Blair Hildahl, LEED AP, principal with Base4 architectural firm, agreed that working with such a new brand can be tricky.

“While Hilton has been a longstanding player in the hotel franchise world, Tru by Hilton was released just over a year ago. This Auburn project will be one of the first ever built. This is, of course, is very exciting for us and the owners group, but can also lead to some challenges that we wouldn't see in a typical Hilton design.

“Anytime you're working with a brand new flag, there are always 'bugs' that need to be worked out in the original design concept. While Hilton does a very good job of vetting the new designs, there are still always going to be small glitches in the original concept that are discovered via the design process that need to be altered. Another challenge has also been providing accurate construction pricing numbers. There are really no projects to use for reference pricing, so developers are going in a bit blind in this regard.

“Right now, there is a lot of demand across the country for campus and university hotels. Many of our clients have been targeting college town sites for new developments for this reason. When evaluating hotel sites in these types of locations, a developer must consider several main factors including location of site to campus, target demographic, size of athletic program, competitors in the marketplace, etc. Many of these items are summarized in an in-depth feasibility study and often times a select-service hotel, like Tru by Hilton, are often the best fit.

“While older, longstanding hotels on campuses are often independent of a brand, this isn't the case with newer campus developments. Typically, developers and universities alike are seeking brand affiliation to ensure brand standards and to become a part of their coveted reservations and loyalty programs.

Hildahl noted that while the brand's vibrant colors, modern décor and smaller guestrooms may seem better fitted to the millennial mindset, Hilton's intent is to attract travelers who span all generations, but share a similar mindset.

“The design intent for the Tru by Hilton brand is founded in three key values – fun, fresh and functional. Ultimately, this is a hotel brand that's simplified and grounded in value, while still being bold and spirited in design,” Hildahl said.
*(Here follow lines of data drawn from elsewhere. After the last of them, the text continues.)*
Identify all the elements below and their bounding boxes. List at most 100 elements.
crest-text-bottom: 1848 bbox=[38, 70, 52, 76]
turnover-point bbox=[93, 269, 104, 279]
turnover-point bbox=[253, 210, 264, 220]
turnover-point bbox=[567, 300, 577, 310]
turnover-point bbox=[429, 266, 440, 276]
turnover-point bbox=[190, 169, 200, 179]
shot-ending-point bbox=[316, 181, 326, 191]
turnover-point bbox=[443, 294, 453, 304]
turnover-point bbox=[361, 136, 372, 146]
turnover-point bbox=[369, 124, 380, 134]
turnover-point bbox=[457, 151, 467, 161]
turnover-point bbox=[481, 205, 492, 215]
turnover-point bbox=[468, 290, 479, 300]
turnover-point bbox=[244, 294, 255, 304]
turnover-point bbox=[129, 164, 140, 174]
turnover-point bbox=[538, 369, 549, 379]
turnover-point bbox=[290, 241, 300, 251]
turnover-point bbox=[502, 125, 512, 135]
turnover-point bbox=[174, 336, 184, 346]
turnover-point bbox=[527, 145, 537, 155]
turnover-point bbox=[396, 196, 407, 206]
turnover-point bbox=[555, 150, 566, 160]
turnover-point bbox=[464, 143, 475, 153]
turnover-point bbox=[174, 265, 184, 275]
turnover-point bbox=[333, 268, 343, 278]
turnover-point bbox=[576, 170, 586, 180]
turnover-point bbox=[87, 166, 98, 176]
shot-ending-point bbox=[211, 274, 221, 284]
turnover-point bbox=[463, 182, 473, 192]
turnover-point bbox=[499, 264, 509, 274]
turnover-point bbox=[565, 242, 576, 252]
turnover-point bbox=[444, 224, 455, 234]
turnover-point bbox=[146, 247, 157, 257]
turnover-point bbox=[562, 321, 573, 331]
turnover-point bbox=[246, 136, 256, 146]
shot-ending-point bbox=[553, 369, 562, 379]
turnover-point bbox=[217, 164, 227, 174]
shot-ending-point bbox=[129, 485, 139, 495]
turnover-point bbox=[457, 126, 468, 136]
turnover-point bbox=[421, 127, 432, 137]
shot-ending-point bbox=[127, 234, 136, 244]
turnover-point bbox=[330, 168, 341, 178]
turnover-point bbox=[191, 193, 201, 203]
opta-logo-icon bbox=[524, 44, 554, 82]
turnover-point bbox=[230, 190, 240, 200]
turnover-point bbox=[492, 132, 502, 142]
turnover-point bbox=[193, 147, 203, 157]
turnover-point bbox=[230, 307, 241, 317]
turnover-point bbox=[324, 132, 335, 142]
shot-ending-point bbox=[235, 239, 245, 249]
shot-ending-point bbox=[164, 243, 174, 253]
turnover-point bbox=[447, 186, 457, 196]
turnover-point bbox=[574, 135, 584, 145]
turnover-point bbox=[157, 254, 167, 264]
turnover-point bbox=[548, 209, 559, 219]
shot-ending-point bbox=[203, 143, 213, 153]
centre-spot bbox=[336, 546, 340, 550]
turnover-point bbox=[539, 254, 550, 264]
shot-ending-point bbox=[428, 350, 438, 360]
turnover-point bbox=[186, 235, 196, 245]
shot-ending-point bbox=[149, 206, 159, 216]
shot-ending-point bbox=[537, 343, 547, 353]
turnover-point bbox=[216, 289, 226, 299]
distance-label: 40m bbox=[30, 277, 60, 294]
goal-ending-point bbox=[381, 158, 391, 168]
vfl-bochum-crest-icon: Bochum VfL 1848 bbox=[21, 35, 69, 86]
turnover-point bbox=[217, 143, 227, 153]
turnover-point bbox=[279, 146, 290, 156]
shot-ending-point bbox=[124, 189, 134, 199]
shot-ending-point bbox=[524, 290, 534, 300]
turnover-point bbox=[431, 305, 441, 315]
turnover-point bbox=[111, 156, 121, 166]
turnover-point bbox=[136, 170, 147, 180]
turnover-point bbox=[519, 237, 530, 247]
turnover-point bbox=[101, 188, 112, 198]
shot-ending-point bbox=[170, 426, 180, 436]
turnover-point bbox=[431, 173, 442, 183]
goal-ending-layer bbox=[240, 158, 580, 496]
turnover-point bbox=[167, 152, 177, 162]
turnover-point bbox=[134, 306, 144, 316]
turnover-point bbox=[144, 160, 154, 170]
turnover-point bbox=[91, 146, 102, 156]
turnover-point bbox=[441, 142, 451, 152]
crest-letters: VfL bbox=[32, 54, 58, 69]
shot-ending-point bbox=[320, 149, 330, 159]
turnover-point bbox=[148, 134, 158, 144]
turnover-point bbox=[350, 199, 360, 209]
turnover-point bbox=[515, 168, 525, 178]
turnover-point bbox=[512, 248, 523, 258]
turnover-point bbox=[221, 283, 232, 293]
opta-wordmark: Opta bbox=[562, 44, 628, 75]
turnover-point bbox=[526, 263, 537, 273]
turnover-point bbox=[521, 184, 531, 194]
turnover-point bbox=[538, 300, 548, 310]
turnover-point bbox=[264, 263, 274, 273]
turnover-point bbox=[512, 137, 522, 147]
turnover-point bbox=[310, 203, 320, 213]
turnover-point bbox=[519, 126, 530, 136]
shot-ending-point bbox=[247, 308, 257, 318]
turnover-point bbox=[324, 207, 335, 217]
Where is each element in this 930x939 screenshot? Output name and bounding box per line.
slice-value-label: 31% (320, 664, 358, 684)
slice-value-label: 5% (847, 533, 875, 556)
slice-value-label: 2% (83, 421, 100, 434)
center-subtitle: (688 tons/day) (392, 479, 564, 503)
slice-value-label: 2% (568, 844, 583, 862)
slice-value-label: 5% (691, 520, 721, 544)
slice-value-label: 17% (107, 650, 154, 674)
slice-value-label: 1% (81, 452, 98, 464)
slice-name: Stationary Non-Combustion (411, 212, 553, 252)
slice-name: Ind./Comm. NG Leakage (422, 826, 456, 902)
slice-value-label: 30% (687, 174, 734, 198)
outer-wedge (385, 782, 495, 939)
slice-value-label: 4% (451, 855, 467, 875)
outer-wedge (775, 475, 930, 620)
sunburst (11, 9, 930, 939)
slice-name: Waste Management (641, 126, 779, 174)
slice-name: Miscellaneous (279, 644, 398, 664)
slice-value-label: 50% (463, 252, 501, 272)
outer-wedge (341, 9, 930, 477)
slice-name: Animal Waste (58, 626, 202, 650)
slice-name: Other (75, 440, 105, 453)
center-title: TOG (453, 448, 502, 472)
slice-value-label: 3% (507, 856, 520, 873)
“We are really excited about the first floor common space, which Hilton has dubbed 'The Hive'. Rather than just a lobby, this will be more of a 2,800 square foot experience. This area includes several open multi-function areas with moveable furniture and social areas.”

Hildahl said the hotel will include a number of sustainable design elements.

“The IECC (International Energy Conservation Code) has become stricter and stricter every year. This code has forced all hotel developers to include sustainable design measures in their new development projects.”

These will include LED lighting and high efficiency HVAC units, as well as a high-efficiency hot water system, which will offer savings on the utility costs.

He added, “Working with Rinkesh Patel and Mitesh Patel at RAM Hotels is always very rewarding. They're experienced developers who know the hotel industry very well. We are also very excited to be a big part of the new Tru by Hilton trend. We are eager to see all these new Tru projects come to the life in the next 12 months, as they begin construction.”

Tru by Hilton currently has more than 10 hotels under construction. The Auburn facility is expected to be completed by February 2018.